Date published: May 29 2016

Eddie Jones said that England fly-half George Ford played "extremely well" despite missing six of his seven kicks in the win over Wales.

Despite Ford's struggles off the tee England finished with a 27-13 win over Wales at Twickenham ahead of their tour to Australia.

England finished with five tries to come from behind at half-time and despite Ford being clearly booed by the Twickenham crowd after the last of his missed attempts, and some cheers when he was replaced, Jones had nothing but praise for his number ten.

"I thought he did extremely well. I thought he was brilliant, really good. I've seen Tiger Woods miss putts and Michael Jordan miss jump shots, everyone has a bad day. He had a bad day kicking, but I thought the rest of his play was brilliant," Jones said.

"Bottom line is we scored five tries, one was a big "how's your mother", and the others four of the backs scored them. If you score four against Wales your fly-half's doing something right.

"I didn't hear [the booing] to be honest. That's not very nice is it. We've got to be careful of that in rugby because that's what's defined the game. That shouldn't happen.
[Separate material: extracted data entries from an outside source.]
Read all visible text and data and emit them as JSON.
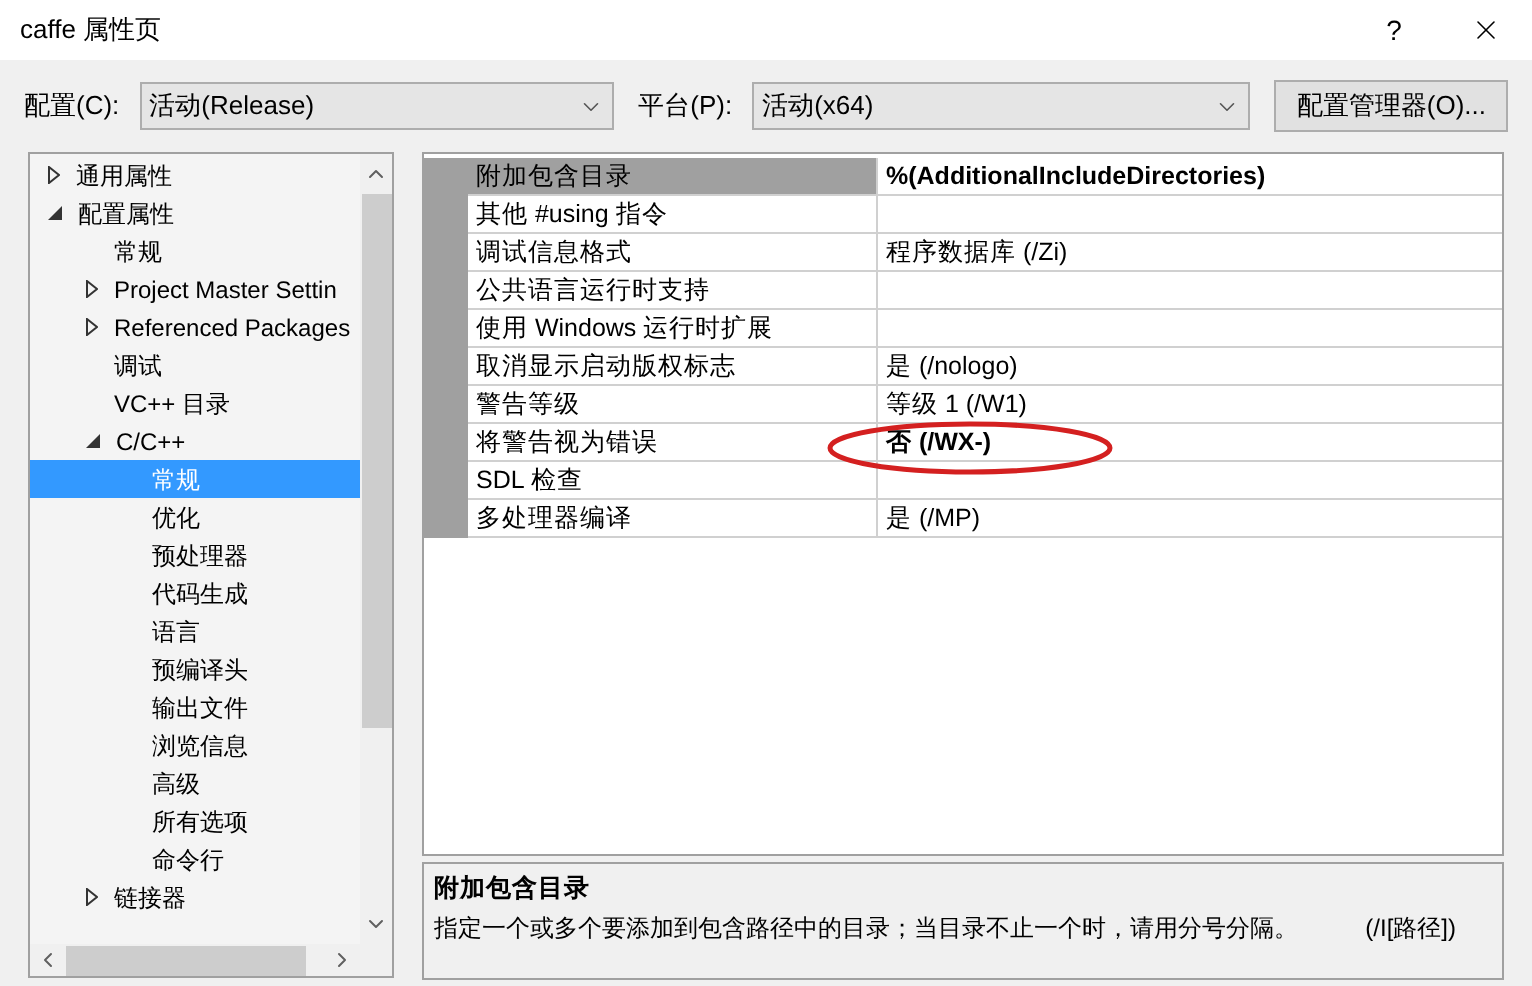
{
  "window": {
    "title": "caffe 属性页",
    "help": "?"
  },
  "toolbar": {
    "config_label": "配置(C):",
    "config_value": "活动(Release)",
    "platform_label": "平台(P):",
    "platform_value": "活动(x64)",
    "manager_button": "配置管理器(O)..."
  },
  "tree": [
    {
      "label": "通用属性",
      "expanded": false,
      "selected": false
    },
    {
      "label": "配置属性",
      "expanded": true,
      "selected": false,
      "children": [
        {
          "label": "常规",
          "selected": false
        },
        {
          "label": "Project Master Settin",
          "expanded": false,
          "selected": false
        },
        {
          "label": "Referenced Packages",
          "expanded": false,
          "selected": false
        },
        {
          "label": "调试",
          "selected": false
        },
        {
          "label": "VC++ 目录",
          "selected": false
        },
        {
          "label": "C/C++",
          "expanded": true,
          "selected": false,
          "children": [
            {
              "label": "常规",
              "selected": true
            },
            {
              "label": "优化",
              "selected": false
            },
            {
              "label": "预处理器",
              "selected": false
            },
            {
              "label": "代码生成",
              "selected": false
            },
            {
              "label": "语言",
              "selected": false
            },
            {
              "label": "预编译头",
              "selected": false
            },
            {
              "label": "输出文件",
              "selected": false
            },
            {
              "label": "浏览信息",
              "selected": false
            },
            {
              "label": "高级",
              "selected": false
            },
            {
              "label": "所有选项",
              "selected": false
            },
            {
              "label": "命令行",
              "selected": false
            }
          ]
        },
        {
          "label": "链接器",
          "expanded": false,
          "selected": false
        }
      ]
    }
  ],
  "properties": [
    {
      "name": "附加包含目录",
      "value": "%(AdditionalIncludeDirectories)",
      "bold": true,
      "selected": true
    },
    {
      "name": "其他 #using 指令",
      "selected": false
    },
    {
      "name": "调试信息格式",
      "value": "程序数据库 (/Zi)",
      "bold": false,
      "selected": false
    },
    {
      "name": "公共语言运行时支持",
      "selected": false
    },
    {
      "name": "使用 Windows 运行时扩展",
      "selected": false
    },
    {
      "name": "取消显示启动版权标志",
      "value": "是 (/nologo)",
      "bold": false,
      "selected": false
    },
    {
      "name": "警告等级",
      "value": "等级 1 (/W1)",
      "bold": false,
      "selected": false
    },
    {
      "name": "将警告视为错误",
      "value": "否 (/WX-)",
      "bold": true,
      "selected": false
    },
    {
      "name": "SDL 检查",
      "selected": false
    },
    {
      "name": "多处理器编译",
      "value": "是 (/MP)",
      "bold": false,
      "selected": false
    }
  ],
  "description": {
    "title": "附加包含目录",
    "text": "指定一个或多个要添加到包含路径中的目录；当目录不止一个时，请用分号分隔。",
    "switch": "(/I[路径])"
  }
}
"I don't talk to him about his kicking, he'll work it out himself. Good players work it out themselves. He's got Jonny [Wilkinson] to call on if he needs some advice. He's a good player George.

"He's a tough boy. I'm not worried about him, he'll be fine and he's a fantastic rugby player. Everyone has experiences which aren't pleasant but he'll be fine.

"What strikes me in this press conference is that we've beaten Wales by five tries and we're talking about a guy who can't kick a few goals.

"It just shows the negative reaction in English rugby and I find it quite sad to be honest. When do you score five tries against Wales?

"They're at literally full strength and we're missing 11 players, and we're talking about a young kid who missed some kicks. I think we need to get some perspective on where we're going with the game here."